4 Steps to Creating a Great Hospital Marketing Campaign
1. Conduct market research. Before you start deciding how to market your hospital, you need to know what your competitors are doing and who your audience is. For example, if your hospital is located just down the road from Cleveland Clinic, arguably the hospital providing the best heart care in the country, it might be difficult to market your hospital as a cardiology leader. When your board looks at patient volume for a particular service line and feels dissatisfied, they need to benchmark that data against national and local hospital data to determine how effective a marketing campaign will be. "You may discover you have 95 percent of the market in our particular service line, so your expectations for growth need to be mitigated against what you can get out of the market," Mr. Weinbach says.
Market research should also look at the needs of your community. What are the greatest care demands in your community, and how does your hospital plan to meet them? If your community has a high incidence of heart disease or diabetes, you might start a campaign to market your cardiology line or diabetic care program. If your patients are primarily frustrated by their inability to get an appointment, you might market your hospital's "same day appointment" policy. Mr. Weinbach says hospitals often get too caught up in advertising the assets that the hospital values rather than those the customer values. "Your hospital might be proud of a specific clinical technology, but sometimes those aren't the things that matter most to patients," he says.
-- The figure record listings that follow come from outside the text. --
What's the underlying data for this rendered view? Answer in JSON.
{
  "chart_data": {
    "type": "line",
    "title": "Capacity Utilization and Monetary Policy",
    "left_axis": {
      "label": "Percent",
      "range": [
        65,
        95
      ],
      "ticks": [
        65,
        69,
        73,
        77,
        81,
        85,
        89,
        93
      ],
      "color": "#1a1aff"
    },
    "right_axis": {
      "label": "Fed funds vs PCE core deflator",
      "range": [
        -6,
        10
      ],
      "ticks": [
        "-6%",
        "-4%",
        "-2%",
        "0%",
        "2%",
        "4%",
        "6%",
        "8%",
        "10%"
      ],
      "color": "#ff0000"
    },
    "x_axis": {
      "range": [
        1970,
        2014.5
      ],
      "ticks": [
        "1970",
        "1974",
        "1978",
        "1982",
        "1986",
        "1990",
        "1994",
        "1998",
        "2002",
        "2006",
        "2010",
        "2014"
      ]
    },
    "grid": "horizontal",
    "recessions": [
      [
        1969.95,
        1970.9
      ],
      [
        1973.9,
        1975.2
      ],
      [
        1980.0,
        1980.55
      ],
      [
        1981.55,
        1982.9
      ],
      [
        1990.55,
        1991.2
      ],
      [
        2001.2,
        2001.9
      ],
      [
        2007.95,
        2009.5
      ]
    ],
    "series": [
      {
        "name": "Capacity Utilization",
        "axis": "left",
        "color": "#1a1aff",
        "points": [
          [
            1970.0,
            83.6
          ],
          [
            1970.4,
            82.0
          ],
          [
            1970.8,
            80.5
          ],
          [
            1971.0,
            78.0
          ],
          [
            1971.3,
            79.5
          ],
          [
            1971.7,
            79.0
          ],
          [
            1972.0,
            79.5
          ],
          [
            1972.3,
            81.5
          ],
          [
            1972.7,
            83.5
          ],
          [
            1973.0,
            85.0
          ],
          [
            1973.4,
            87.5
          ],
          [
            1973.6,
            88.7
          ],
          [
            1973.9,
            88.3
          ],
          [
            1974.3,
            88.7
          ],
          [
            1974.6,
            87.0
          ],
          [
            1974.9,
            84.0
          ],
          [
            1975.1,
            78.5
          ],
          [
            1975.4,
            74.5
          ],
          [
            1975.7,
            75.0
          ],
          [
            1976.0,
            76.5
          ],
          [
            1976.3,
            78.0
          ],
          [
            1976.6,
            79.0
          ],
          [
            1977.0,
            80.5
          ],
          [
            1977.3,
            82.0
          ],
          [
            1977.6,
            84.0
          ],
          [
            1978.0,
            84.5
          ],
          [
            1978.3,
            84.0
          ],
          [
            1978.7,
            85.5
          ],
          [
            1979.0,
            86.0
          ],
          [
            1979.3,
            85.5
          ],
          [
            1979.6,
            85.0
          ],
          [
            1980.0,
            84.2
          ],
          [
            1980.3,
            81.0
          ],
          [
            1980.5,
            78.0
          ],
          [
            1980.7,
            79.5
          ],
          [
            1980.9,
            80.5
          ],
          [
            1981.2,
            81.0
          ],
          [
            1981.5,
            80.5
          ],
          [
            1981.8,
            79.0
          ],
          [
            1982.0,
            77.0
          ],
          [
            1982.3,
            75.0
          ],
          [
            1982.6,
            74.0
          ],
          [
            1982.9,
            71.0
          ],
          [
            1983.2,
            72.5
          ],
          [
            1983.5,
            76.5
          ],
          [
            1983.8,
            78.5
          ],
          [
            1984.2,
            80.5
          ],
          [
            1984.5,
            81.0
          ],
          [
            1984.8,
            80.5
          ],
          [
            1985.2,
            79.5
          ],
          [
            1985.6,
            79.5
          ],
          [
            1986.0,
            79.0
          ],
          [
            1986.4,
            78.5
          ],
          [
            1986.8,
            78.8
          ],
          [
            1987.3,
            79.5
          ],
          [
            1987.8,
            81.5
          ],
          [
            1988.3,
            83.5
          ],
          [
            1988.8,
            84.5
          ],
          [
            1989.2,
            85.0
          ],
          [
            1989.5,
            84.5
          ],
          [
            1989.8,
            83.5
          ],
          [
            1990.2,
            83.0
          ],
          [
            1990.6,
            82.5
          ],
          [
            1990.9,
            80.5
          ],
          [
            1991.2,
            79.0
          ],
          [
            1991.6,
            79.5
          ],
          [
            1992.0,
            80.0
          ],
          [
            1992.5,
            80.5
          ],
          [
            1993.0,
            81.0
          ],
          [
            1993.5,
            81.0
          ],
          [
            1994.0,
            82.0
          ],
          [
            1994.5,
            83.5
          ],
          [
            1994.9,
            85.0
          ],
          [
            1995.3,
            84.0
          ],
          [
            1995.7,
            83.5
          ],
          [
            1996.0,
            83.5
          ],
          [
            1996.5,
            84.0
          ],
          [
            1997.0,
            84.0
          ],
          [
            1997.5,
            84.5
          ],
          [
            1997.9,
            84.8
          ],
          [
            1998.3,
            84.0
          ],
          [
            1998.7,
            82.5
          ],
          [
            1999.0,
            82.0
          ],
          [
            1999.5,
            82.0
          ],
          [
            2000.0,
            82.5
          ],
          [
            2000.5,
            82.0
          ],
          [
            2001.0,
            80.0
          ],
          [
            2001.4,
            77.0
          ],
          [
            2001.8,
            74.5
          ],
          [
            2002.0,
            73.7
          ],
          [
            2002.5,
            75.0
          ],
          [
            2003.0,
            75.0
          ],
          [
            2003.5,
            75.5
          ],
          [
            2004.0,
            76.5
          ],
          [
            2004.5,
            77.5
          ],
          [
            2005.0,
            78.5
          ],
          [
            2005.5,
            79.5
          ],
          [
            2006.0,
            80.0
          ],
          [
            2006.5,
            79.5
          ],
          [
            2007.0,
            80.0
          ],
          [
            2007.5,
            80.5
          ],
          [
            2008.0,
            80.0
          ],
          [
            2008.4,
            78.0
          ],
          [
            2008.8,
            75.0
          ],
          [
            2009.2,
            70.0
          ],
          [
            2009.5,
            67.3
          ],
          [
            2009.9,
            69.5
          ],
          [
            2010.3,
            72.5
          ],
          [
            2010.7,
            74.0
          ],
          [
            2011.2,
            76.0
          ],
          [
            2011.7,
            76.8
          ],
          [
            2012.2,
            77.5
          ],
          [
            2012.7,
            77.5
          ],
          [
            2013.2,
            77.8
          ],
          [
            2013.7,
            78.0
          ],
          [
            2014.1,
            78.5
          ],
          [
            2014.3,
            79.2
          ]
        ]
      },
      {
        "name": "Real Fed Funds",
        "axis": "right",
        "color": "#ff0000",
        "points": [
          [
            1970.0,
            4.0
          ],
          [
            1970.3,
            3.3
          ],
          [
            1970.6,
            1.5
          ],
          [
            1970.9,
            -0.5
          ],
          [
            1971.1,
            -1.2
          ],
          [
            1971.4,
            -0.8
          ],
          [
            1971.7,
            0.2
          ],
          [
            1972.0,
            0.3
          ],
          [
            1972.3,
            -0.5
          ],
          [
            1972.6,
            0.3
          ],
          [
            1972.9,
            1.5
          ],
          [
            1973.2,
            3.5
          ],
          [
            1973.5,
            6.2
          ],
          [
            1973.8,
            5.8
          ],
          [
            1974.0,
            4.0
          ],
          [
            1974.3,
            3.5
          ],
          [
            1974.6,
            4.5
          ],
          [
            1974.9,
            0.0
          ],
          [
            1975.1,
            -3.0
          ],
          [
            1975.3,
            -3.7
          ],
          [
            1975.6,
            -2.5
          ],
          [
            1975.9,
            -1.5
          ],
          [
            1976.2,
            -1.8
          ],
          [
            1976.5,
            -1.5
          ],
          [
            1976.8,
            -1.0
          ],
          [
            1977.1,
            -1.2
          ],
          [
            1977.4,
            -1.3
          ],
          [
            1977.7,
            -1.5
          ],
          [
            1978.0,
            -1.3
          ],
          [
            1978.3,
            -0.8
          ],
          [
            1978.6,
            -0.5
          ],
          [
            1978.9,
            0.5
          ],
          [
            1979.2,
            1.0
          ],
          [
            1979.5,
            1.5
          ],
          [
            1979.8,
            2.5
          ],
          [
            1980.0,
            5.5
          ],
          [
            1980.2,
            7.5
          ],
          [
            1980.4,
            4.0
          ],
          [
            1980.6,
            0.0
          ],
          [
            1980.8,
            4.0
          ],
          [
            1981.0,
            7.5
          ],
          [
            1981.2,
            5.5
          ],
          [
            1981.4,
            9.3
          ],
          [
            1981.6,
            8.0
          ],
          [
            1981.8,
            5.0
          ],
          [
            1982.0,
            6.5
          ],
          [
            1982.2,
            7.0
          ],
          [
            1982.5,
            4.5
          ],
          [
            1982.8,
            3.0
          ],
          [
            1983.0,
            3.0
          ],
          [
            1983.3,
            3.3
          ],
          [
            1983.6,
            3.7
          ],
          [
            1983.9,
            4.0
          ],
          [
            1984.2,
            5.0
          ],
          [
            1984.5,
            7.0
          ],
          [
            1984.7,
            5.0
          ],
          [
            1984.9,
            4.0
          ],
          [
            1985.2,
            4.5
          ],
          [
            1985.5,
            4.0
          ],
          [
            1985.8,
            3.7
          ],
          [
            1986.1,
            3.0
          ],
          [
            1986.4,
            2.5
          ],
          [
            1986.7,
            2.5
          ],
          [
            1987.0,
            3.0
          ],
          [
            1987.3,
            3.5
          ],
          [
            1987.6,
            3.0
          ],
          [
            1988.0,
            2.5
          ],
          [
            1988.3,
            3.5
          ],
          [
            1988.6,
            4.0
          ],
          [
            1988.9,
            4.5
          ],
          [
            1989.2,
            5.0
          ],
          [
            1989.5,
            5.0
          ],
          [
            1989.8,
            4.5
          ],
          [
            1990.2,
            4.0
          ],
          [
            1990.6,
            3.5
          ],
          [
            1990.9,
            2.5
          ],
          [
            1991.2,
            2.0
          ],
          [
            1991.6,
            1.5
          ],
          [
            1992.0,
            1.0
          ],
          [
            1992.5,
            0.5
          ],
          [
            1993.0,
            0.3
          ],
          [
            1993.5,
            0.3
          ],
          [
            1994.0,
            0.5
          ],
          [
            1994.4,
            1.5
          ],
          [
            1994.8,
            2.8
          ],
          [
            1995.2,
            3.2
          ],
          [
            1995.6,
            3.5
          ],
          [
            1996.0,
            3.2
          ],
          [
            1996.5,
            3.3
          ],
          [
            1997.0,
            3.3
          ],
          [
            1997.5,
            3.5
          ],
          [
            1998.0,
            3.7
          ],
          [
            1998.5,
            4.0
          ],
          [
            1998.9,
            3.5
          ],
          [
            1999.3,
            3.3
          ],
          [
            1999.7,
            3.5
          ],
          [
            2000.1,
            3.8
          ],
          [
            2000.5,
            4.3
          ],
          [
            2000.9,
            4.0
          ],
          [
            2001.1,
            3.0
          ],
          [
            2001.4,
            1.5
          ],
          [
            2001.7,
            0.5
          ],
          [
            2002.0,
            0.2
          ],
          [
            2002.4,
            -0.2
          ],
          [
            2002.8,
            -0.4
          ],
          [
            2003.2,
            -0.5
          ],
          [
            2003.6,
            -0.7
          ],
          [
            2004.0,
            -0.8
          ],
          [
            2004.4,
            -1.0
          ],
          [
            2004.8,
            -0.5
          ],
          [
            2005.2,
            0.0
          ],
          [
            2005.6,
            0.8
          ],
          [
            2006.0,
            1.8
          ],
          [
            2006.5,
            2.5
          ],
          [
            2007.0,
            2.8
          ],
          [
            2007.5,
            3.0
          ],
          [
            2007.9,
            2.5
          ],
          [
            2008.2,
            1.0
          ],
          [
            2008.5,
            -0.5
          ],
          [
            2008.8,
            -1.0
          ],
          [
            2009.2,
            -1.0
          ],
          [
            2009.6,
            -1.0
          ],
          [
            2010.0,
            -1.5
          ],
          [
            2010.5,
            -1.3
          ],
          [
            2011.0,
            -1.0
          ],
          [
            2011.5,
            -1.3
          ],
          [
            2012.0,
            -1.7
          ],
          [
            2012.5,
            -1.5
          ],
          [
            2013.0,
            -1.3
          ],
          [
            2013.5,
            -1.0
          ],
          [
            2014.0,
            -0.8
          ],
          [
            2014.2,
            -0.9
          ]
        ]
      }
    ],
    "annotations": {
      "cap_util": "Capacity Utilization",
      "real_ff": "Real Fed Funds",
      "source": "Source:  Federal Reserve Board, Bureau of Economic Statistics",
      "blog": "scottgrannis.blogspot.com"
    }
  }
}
Your research should also examine how your hospital is currently perceived. "Once you have information on how [the market perceives you], you can start setting goals for messages and decide whether the campaign will repair [negative] conceptions or amplify [positive ones]," he says. If the public views your hospital negatively, you need to either make changes in your hospital or plan a marketing campaign to correct misconceptions.
2. Prioritize marketing goals. Once you have conducted market research, you need to take a systematic approach to marketing as opposed to a reactive approach. "You shouldn't engage in a campaign to promote cardiology services because the chair of the department has asked for a campaign," Mr. Weinbach says. "Marketing service lines should be [based on] empirical studies." Instead of allowing every physician and administrator with an agenda to prioritize for you, base your decisions on tangible factors such as:
• How much capacity does a particular service line have?
• What does the service line contribute to the hospital's bottom line?
• What is the market potential for growth in the service line?
• What technological resources can the service line offer patients?
In deciding which service lines to market, Mr. Weinbach says hospitals should look to the advice of David Ogilvy, the father of advertising: "Milk your winners and kill your losers." That doesn't mean eliminating service lines, necessarily, but you should focus on service lines that are generating demand and increasing volume. If you have service lines that haven't received as much attention but have great market potential, those lines are also candidates for a marketing campaign. The lines that you shouldn't focus on are those with little room for market share growth, little contribution to the hospital's bottom line and few relationships with referring physicians. Focus on those lines that can really make a difference to your revenue and physician relationships.
3. Figure out your budget. Once you've decided which service lines you will use for your campaign, you need to plan your budget. This may mean tweaking your service line decision somewhat depending on finances. "You may discover you don't have the budget to market five different service lines," Mr. Weinbach says. "The budget and your priorities are very reliant on each other." When you set the budget, you need to make sure you provide room to market for three audiences: referring physicians, internal audiences and consumers. Prioritize the budget for each audience based on how much volume each campaign might drive. "If you think about it, one healthy physician referrer can translate into literally hundreds of patients," Mr. Weinbach says. "You may determine you can get more mileage out of your budget by focusing on service lines that have a strong physician referral component."
Several decades ago, Mr. Weinbach says marketing budgets were determined based on a percentage of total revenue that was relatively similar from hospital to hospital. Now "the budgets literally cross the gamut," he says. In the recent trying economic times, he says many hospitals have made cuts to their marketing budgets as a way to save money — a move Mr. Weinbach says is a mistake. "Marketing is not any more disposable than human resources, accounting and finance and food services," he says. "Even if marketing doesn't have a direct correlation to patient care, a hospital without patients can't provide good patient care."
4. Create a tactical plan. Once you have a strategic plan in place detailing the service lines you will target, you need to create a tactical plan to figure out the "nuts and bolts" of your campaign. "That tactical plan will be repeatable steps, like print ads, direct mail pieces, TV campaigns and radio campaigns that are influenced by your strategy," Mr. Weinbach says.
This means going back to your budget and deciding how you will target each audience. "The internal marketing team or an outside healthcare marketing firm can determine the best approach for each audience," he says. "You might want to send direct mail, do TV campaigns, do radio campaigns or put up billboards, but it all depends [on how your audiences receive the majority of their information]."
He says the tactical plan is essential for when physicians and other staff members approach you with requests for additional campaign material. "In hospital environments, we're constantly being barraged with requests from departments, physicians and administrators for specific support for programs and doctors and technologies," he says. "If you don't have a plan to wave in someone's face, the more likely they are to yell louder about their needs and the more likely you are to say yes."